Consumers who use Juul electronic cigarette products will still be able to find them in stores for the foreseeable future. A federal appeals court has stayed the U.S. Food and Drug Administration’s (FDA) ban while the company appeals.
Juul filed its appeal, asking the court to stop what it called an "extraordinary and unlawful action" that essentially would put it out of business. Late last week, the FDA denied Juul’s application to sell its tobacco- and menthol-flavored e-cigarettes in the U.S., effectively removing those products from the U.S. market.
The company and the government have tangled in the past over charges that Juul aimed some of its vaping products, which contain nicotine, at underage consumers. In particular, the FDA has cracked down on fruit-flavored vaping products popular with young people.
But the FDA’s action banning Juul products from the market was not officially connected with past issues. Rather, the agency said it hinged on product safety.
‘Lack of evidence’
“After reviewing the company’s premarket tobacco product applications (PMTAs), the FDA determined that the applications lacked sufficient evidence regarding the toxicological profile of the products to demonstrate that marketing of the products would be appropriate for the protection of the public health,” the FDA said in a statement.
The FDA continued, "In particular, some of the company’s study findings raised concerns due to insufficient and conflicting data – including regarding genotoxicity and potentially harmful chemicals leaching from the company’s proprietary e-liquid pods – that have not been adequately addressed."
In filing its appeal, Juul said it submitted enough data and other information to address all of the safety questions the agency raised. In addition to the toxicity questions, Juul and other e-cigarette makers are required to show that their products help adult smokers quit while not attracting young users.
In their emergency appeal, Juul’s lawyers argued that it gave the FDA plenty of evidence in support of its case, including a 125,000-page document that contained several studies looking at vaping’s health risks.
Juul claimed that the FDA cannot argue that there was a "critical and urgent public interest" in removing its products from the market so urgently when the agency allowed them to be sold in the two years since that document was submitted.
Juul’s popularity with young people perhaps raised its profile with regulators. In addition to once offering fruit-flavored cartridges for its devices, the design of the devices themselves became an issue. Critics charged the sleek design and an appearance resembling a computer flash drive is especially appealing to young people.

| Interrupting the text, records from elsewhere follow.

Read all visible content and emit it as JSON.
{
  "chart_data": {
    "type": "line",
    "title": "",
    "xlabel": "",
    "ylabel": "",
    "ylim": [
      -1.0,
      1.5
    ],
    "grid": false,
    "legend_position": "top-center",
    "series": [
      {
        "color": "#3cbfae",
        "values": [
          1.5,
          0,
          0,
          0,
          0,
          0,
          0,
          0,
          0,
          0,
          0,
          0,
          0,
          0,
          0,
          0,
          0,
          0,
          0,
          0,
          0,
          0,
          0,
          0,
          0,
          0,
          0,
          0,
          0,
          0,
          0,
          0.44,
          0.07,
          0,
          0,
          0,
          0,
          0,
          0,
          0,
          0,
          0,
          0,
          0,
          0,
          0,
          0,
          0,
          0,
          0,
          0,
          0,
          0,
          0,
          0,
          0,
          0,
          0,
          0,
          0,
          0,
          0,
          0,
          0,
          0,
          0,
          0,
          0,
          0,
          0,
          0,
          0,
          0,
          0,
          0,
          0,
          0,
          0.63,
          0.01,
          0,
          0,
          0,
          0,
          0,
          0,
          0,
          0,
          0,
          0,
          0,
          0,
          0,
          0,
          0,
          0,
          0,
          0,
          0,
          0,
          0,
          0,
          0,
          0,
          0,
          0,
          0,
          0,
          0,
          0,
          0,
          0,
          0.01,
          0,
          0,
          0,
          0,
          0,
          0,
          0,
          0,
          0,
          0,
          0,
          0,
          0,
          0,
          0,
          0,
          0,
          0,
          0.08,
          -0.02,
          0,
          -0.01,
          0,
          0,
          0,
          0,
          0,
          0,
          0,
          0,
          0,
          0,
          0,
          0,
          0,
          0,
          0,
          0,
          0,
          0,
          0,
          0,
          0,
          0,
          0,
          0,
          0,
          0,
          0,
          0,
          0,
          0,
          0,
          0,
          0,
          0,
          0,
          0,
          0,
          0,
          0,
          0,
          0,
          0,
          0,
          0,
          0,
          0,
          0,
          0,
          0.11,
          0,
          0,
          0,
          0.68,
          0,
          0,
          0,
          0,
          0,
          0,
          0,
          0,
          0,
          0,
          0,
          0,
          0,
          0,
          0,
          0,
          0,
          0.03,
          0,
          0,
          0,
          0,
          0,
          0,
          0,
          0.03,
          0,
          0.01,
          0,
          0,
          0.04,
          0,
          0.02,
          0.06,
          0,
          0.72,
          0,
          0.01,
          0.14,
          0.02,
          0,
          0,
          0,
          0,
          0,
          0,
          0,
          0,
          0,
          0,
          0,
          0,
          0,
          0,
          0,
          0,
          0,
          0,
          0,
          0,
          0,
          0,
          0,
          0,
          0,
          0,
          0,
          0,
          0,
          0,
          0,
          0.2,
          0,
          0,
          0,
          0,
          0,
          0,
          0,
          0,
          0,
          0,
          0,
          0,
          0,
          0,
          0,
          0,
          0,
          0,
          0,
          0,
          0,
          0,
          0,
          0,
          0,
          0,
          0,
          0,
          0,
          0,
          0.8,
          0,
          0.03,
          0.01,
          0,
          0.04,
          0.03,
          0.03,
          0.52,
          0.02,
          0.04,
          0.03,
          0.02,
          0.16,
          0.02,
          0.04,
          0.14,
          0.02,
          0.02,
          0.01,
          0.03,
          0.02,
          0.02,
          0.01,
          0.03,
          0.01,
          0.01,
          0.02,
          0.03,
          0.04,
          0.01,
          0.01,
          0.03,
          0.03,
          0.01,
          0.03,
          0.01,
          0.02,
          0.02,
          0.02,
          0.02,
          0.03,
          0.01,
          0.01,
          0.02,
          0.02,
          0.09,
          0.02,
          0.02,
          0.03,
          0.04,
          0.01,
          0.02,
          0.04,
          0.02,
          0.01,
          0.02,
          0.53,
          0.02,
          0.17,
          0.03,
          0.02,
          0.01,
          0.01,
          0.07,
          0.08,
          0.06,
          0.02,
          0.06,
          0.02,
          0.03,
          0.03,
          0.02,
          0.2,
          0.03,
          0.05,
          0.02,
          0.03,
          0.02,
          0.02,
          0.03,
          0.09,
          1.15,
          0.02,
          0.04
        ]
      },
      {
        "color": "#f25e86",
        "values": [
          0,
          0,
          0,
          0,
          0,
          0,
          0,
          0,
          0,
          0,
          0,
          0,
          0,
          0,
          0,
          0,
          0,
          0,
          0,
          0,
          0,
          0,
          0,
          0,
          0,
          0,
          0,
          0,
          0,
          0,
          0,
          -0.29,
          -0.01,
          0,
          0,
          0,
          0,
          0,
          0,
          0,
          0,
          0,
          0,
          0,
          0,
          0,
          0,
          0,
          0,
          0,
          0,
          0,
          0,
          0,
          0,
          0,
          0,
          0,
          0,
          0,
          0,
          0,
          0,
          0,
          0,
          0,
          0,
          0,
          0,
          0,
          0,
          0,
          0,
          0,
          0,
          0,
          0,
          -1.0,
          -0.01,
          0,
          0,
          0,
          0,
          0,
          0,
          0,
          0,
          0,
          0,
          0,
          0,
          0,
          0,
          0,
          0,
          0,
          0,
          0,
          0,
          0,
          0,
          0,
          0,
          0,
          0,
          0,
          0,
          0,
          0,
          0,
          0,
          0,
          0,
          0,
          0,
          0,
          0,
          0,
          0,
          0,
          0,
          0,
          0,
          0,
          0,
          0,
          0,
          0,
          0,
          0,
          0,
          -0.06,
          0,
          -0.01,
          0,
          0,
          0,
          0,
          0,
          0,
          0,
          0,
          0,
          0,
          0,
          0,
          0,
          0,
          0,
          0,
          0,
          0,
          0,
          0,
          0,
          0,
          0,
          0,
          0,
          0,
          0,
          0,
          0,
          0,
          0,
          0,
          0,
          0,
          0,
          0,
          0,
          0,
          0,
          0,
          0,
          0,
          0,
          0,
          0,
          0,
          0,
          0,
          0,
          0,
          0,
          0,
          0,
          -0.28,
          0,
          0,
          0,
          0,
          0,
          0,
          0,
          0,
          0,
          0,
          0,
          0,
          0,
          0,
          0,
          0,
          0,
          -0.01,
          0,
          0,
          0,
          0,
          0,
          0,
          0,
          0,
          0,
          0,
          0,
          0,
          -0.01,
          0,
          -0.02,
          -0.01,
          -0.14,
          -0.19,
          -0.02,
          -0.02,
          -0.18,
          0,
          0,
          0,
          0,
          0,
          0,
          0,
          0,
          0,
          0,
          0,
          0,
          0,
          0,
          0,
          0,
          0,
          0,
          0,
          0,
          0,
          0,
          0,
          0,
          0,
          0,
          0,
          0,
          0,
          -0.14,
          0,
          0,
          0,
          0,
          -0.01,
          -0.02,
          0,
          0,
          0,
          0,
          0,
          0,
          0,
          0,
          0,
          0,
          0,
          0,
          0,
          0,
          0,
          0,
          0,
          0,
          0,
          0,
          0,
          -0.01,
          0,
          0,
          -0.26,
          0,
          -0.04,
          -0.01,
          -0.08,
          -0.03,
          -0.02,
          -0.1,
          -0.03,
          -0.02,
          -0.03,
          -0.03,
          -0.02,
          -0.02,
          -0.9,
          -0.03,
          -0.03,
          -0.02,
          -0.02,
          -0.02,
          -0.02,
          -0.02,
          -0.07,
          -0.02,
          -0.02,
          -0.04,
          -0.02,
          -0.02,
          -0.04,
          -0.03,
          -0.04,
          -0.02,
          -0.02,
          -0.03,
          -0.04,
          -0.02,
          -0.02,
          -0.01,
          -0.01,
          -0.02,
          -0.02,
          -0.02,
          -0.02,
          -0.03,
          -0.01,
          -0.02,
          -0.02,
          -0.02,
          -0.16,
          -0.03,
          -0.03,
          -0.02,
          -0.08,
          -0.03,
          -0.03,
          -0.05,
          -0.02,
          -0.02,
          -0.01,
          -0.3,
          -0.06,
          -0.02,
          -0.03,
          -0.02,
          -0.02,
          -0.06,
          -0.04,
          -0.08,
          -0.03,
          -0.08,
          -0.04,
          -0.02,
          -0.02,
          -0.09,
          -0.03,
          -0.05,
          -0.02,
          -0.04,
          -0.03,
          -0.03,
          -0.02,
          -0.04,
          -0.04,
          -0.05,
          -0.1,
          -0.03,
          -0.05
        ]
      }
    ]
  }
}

While the issue of underage use was not officially part of the FDA’s order, it has not completely disappeared. Late last month, researchers at the University of California San Diego issued a study finding that underage vaping had dramatically increased between 2017 and 2019.
The study found more than 1 million teens between the ages of 14 and 17 years old became daily tobacco users during that time. By 2019, the study said more than three-quarters of those young smokers were vaping on a daily basis.